In fact, this confidence was reflected in the strikers on the picket line. When asked what they thought would be the outcome of the vote, they said in a matter of fact way, "We're going to win."
Later in the day at the lunch break, when many workers drove out of the plant and others sat in the parking lot eating, the strikers pulled out a megaphone and spoke to the workers. They explained how the company treated people when there was no union and that the strikers were fighting for better pay and working conditions, in the long run, for all the workers.
One of the main demands of the strike is a wage raise. Workers start at $6.65 an hour and after five years may reach top pay of $8.50. The strikers are also demanding an end to forced overtime and no increase in medical payments.
The plan by the company to use the decertification election to break the strike has had the effect instead of strengthening it. Strikers got more involved in defending the union and won a big victory.
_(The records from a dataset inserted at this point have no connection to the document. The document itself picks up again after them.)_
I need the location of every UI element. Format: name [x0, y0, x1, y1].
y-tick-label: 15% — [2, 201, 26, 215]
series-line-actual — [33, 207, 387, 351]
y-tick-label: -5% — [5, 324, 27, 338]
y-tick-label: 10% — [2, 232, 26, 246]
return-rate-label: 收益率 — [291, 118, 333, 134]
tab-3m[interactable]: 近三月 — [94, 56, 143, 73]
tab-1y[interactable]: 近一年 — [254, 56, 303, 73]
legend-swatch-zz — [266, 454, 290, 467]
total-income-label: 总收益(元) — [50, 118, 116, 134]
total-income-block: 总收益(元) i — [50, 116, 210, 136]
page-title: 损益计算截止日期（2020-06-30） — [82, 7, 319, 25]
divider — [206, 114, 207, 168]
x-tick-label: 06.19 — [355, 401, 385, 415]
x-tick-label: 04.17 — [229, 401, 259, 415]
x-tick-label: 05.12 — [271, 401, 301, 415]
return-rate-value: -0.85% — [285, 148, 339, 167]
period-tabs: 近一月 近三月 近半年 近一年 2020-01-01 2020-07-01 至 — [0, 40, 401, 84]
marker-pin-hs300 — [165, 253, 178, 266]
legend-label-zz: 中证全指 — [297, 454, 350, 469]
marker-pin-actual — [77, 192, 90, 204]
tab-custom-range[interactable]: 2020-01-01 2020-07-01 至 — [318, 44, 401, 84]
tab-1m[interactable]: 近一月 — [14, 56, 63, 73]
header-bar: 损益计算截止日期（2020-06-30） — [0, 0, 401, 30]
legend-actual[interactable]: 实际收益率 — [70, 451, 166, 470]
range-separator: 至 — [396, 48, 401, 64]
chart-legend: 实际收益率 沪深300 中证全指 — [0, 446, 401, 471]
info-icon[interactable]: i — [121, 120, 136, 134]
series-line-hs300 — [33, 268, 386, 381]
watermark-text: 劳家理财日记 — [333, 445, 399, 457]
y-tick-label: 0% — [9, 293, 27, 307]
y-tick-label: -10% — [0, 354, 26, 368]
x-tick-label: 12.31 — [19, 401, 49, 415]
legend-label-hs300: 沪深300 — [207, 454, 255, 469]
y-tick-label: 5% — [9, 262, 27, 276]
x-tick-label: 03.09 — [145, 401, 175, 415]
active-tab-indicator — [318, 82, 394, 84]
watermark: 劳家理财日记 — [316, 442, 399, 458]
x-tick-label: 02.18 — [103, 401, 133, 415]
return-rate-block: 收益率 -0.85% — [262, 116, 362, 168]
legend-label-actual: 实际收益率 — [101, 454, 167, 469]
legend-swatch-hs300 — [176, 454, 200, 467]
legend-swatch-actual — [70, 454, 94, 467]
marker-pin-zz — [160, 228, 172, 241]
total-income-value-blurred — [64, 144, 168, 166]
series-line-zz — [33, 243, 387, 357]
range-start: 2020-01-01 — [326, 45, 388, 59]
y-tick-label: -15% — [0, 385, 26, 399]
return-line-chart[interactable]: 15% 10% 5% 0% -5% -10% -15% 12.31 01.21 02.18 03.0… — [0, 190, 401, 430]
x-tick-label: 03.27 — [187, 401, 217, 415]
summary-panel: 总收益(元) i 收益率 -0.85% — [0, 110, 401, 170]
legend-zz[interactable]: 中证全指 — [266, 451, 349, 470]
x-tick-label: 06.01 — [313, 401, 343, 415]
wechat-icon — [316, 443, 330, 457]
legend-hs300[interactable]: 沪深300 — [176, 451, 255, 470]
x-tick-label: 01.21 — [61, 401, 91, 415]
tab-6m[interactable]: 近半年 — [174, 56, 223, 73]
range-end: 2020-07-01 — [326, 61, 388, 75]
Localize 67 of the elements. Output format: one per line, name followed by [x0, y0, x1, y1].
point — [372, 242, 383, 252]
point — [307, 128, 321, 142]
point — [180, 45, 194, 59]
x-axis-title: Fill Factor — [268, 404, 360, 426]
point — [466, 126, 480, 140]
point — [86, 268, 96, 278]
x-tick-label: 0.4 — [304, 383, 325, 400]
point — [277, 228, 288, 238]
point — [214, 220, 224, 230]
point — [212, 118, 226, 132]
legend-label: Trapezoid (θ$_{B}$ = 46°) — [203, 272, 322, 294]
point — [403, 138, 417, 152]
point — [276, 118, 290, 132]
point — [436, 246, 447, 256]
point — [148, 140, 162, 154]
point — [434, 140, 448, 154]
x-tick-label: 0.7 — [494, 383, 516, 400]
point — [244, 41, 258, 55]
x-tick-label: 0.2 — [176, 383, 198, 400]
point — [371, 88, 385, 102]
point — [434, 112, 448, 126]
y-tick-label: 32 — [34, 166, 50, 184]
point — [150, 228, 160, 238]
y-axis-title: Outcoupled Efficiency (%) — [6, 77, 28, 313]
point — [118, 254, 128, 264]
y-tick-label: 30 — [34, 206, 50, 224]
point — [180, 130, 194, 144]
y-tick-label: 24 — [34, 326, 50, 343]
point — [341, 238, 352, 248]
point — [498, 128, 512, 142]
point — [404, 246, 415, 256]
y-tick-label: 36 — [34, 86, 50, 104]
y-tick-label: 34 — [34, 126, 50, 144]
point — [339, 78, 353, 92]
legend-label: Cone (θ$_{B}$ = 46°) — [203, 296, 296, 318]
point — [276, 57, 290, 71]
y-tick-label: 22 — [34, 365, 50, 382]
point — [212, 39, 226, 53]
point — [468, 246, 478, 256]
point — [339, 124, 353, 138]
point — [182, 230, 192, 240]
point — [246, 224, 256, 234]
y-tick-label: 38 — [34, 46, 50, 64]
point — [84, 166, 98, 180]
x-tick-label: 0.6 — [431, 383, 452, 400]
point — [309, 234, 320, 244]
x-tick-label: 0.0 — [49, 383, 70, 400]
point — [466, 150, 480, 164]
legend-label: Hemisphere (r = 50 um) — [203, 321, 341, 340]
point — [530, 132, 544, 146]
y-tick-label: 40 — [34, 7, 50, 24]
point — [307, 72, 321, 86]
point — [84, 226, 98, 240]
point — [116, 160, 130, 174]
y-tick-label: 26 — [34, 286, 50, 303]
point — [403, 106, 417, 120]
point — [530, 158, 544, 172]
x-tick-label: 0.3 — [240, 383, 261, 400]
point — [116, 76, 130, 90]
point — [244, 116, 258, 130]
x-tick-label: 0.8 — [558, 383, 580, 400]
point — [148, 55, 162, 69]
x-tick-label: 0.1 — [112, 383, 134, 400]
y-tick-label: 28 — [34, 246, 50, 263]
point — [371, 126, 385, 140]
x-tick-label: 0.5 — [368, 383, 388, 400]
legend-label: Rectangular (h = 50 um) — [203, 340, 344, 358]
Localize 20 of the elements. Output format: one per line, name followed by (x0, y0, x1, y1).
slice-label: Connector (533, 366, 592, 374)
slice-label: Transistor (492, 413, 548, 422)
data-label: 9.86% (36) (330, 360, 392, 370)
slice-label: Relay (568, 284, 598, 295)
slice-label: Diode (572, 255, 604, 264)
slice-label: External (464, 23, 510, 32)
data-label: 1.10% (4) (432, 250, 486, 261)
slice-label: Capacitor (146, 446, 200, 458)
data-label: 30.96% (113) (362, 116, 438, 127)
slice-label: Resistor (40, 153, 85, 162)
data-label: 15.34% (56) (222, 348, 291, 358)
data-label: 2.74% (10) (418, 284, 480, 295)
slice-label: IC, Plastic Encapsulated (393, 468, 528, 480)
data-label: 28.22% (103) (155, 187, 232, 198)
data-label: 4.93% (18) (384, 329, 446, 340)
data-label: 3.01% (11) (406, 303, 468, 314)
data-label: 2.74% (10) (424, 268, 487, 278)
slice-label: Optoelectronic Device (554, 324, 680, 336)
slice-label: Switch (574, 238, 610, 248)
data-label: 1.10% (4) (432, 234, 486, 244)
"The strikers are happy," said Montes. "They see that the people inside want representation. The people inside are unhappy with the way they are treated. Just before the election they were treated better inside, but we used the megaphone and house calls to explain that was only temporary. They agreed with us."
The strikers are now planning to have more meetings with the workers inside. A celebration with food is planned on the picket line for June 16. As well, the strikers are now in a stronger position to garner more solidarity from the labor movement. Only the week before the vote they received a warm reception when they spoke to more than 200 Boeing workers in Seattle attending the union meeting of International Association of Machinists Local 751A.
In a message of thanks to the unionists who had supported the fight to stop the decertification of the union, Montes said the unionists sent one more message to Valley Manufactured Housing. "We want them to negotiate a fair contract now and [we told them] that every single worker forms part of the union and no matter what they do we are always going to [be] together."
Macario Ramos, a worker for eight years at Valley Manufactured Housing, was part of the first strike there in 1995 when they won the union. "The fight has never stopped," he said, indicating that he has every intention of continuing to struggle.